Los emails rechazados y los envíos inconsistentes impiden llegar a la bandeja de entrada
- Raquel
- Optimización de marketing
- 12 de enero de 2026

Cuando intentas enviar emails de forma repetida a direcciones que no existen o que no pueden recibir mensajes, esos emails son rechazados. Los rechazos son una de las primeras señales que se utilizan para evaluar al remitente, no al destinatario. Los proveedores de email registran con qué frecuencia cada remitente provoca rechazos y utilizan ese historial para decidir si los emails deben llegar a la bandeja de entrada o ser tratados como spam. Cuando la tasa de rechazos supera aproximadamente 2% - 3%, los envíos posteriores tienen muchas más probabilidades de ser bloqueados o enviados a spam, incluso cuando se dirigen a contactos válidos y reales.
Una vez que dejas de enviar a direcciones no válidas, es importante evitar cambios bruscos en tu comportamiento de envío. Enviar de forma consistente significa enviar emails a un volumen similar de personas, en días y horarios previsibles, sin picos repentinos ni largas pausas. Si todavía existen direcciones no entregables en tu lista, la consistencia por sí sola no reduce el riesgo ni evitará que tus emails sean bloqueados o enviados a spam.
Después de una pausa prolongada, como un período de vacaciones, no envíes a toda la lista de golpe.

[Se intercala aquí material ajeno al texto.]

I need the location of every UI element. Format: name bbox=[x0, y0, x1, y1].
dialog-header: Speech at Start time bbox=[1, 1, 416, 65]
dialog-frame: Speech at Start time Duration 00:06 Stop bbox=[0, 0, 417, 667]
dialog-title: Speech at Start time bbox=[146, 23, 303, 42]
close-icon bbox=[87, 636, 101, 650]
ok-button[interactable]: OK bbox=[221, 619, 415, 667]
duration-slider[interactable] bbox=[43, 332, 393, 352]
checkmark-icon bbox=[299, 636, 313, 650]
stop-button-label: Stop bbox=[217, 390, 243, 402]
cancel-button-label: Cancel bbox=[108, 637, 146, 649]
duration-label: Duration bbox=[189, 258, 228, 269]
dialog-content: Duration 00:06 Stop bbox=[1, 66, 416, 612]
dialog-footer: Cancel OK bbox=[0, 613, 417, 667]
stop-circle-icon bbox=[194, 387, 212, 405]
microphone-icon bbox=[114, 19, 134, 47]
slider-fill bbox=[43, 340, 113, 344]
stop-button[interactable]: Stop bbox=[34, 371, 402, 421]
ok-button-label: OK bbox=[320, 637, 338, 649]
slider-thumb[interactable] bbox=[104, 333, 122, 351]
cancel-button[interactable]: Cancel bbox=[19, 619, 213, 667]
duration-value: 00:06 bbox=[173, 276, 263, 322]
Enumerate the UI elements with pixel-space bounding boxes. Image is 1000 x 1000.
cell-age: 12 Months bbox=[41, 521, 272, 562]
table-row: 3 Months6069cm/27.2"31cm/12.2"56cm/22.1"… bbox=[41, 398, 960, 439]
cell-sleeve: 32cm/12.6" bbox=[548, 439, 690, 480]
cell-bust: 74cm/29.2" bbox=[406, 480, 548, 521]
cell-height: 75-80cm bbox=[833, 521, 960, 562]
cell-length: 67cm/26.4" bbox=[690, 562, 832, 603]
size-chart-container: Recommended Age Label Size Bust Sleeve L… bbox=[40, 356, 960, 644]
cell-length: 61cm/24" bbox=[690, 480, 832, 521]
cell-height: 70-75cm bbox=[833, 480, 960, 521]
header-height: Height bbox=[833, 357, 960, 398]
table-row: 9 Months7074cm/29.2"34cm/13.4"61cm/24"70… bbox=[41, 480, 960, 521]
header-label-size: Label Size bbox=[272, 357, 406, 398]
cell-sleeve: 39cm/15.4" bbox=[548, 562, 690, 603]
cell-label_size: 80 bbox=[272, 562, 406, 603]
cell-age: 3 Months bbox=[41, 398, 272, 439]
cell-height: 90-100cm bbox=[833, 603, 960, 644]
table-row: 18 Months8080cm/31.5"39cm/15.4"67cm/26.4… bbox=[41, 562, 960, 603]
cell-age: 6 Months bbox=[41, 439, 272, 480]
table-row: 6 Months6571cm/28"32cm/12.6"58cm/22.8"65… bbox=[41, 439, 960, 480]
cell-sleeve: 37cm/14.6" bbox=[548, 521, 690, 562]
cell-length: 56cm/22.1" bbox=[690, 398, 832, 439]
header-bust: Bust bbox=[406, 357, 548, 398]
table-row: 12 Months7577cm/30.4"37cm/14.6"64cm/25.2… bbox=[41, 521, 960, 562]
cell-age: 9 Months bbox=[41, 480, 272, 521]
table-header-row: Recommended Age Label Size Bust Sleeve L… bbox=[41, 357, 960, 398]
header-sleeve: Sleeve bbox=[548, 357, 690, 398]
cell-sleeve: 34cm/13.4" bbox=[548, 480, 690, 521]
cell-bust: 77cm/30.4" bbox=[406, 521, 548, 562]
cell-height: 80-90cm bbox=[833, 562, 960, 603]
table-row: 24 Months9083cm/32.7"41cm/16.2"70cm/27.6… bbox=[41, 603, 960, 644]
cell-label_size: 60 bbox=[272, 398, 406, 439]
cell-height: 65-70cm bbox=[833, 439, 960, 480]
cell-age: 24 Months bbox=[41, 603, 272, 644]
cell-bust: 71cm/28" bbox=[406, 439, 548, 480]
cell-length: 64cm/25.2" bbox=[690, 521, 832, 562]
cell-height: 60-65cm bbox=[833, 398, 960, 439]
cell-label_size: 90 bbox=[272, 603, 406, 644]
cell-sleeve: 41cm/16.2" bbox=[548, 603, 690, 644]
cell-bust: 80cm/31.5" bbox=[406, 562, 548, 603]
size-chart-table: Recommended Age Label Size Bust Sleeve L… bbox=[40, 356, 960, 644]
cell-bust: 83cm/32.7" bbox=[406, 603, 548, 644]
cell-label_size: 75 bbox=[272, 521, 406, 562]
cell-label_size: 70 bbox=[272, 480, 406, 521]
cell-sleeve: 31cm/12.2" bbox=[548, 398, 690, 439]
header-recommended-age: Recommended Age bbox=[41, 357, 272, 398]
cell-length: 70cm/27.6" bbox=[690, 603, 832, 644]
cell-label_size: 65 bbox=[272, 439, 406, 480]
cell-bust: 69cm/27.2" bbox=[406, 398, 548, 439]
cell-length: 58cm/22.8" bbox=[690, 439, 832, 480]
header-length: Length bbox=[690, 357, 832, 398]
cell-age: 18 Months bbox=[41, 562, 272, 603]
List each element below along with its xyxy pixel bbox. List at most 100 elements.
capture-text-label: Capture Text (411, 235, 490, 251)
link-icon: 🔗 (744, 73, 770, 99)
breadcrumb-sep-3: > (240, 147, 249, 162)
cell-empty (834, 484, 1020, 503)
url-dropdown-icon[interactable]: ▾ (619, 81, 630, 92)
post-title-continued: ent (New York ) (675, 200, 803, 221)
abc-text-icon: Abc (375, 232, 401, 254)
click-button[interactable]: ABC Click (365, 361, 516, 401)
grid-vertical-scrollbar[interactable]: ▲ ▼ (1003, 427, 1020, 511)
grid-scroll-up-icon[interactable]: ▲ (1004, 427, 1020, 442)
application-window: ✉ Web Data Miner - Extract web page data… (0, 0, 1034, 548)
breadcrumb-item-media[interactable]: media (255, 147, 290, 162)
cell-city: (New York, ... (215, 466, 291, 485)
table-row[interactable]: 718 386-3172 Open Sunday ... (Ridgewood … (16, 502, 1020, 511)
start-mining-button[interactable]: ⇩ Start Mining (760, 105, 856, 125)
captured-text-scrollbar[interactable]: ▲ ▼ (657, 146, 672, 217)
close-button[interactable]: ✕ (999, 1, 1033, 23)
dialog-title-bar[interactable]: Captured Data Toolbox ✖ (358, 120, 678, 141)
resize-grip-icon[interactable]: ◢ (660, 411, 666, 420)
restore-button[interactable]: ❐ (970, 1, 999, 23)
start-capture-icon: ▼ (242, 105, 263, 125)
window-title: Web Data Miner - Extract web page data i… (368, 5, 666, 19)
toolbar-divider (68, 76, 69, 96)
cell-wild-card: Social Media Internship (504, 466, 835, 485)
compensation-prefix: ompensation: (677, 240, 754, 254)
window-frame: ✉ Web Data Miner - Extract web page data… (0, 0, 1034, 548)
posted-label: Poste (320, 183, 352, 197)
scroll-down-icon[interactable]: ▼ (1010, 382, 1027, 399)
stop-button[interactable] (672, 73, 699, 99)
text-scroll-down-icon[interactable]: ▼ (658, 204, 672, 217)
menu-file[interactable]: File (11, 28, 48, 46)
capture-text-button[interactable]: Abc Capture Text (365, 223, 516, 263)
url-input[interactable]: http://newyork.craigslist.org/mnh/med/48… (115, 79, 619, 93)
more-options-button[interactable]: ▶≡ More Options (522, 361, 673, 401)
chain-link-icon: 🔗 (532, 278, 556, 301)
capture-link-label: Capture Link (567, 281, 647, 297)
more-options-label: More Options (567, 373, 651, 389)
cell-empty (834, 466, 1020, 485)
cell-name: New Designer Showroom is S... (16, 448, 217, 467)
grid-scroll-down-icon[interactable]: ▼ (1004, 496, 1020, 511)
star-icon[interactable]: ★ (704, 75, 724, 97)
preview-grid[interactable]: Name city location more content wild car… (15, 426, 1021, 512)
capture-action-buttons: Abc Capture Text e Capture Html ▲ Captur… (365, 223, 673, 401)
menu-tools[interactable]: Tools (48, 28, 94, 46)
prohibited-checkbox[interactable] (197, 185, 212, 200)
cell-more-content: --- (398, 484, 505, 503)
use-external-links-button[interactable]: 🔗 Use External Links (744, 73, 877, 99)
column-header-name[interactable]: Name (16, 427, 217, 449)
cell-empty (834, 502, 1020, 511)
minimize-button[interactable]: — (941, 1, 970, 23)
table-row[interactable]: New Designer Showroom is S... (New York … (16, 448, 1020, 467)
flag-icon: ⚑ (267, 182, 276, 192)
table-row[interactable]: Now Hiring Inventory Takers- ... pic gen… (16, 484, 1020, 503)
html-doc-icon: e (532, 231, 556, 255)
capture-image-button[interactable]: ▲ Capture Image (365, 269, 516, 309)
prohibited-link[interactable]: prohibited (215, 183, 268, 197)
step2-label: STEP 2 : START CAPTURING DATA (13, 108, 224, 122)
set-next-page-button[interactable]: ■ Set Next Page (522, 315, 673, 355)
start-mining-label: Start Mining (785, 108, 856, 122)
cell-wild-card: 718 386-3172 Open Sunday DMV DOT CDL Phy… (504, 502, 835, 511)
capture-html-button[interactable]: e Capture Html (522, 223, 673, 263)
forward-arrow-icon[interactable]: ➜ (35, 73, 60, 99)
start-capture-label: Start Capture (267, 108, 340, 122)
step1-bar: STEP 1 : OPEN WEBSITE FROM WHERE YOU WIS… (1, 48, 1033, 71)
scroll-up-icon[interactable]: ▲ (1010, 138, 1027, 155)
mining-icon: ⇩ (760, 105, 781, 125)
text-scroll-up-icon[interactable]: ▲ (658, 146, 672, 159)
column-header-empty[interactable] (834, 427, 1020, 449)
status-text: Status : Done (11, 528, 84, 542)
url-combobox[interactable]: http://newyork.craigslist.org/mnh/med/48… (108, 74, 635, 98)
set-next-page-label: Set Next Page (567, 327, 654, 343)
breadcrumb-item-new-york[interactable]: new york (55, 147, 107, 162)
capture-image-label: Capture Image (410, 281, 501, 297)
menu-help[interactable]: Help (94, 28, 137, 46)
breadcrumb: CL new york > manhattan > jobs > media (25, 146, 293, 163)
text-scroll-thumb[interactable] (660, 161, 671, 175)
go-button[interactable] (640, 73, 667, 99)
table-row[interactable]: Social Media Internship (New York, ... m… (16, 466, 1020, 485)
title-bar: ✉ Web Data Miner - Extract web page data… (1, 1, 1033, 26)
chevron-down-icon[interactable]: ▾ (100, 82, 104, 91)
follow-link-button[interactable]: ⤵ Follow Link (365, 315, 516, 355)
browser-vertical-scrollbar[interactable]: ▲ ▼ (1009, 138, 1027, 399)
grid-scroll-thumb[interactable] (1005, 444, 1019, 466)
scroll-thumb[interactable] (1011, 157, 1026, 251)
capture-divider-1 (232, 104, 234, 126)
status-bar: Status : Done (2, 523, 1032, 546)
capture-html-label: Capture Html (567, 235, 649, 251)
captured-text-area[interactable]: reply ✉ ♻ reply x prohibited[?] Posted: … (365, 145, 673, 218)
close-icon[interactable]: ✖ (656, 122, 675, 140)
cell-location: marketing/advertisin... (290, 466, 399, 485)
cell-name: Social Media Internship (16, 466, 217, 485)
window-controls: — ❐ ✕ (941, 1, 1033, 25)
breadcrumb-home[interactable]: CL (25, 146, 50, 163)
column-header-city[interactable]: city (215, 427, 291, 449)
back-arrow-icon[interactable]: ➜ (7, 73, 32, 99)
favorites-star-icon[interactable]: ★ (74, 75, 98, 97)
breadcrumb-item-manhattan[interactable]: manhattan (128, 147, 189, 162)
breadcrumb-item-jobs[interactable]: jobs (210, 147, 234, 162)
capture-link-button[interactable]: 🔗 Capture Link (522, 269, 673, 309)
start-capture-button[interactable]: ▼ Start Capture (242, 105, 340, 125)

Empieza enviando emails a aproximadamente el 20% - 30% de la lista, en un día y una hora previsibles. Si el número de emails rechazados se mantiene bajo, aumenta el volumen de forma gradual, por ejemplo entre un 10% - 20% por envío. Una vez que recuperes tu volumen normal, mantén el tamaño de los envíos estable, dentro de un margen aproximado de más o menos un 10%, en lugar de duplicar el volumen o desaparecer entre campañas. Evita los envíos masivos puntuales mientras recuperas el ritmo de envío.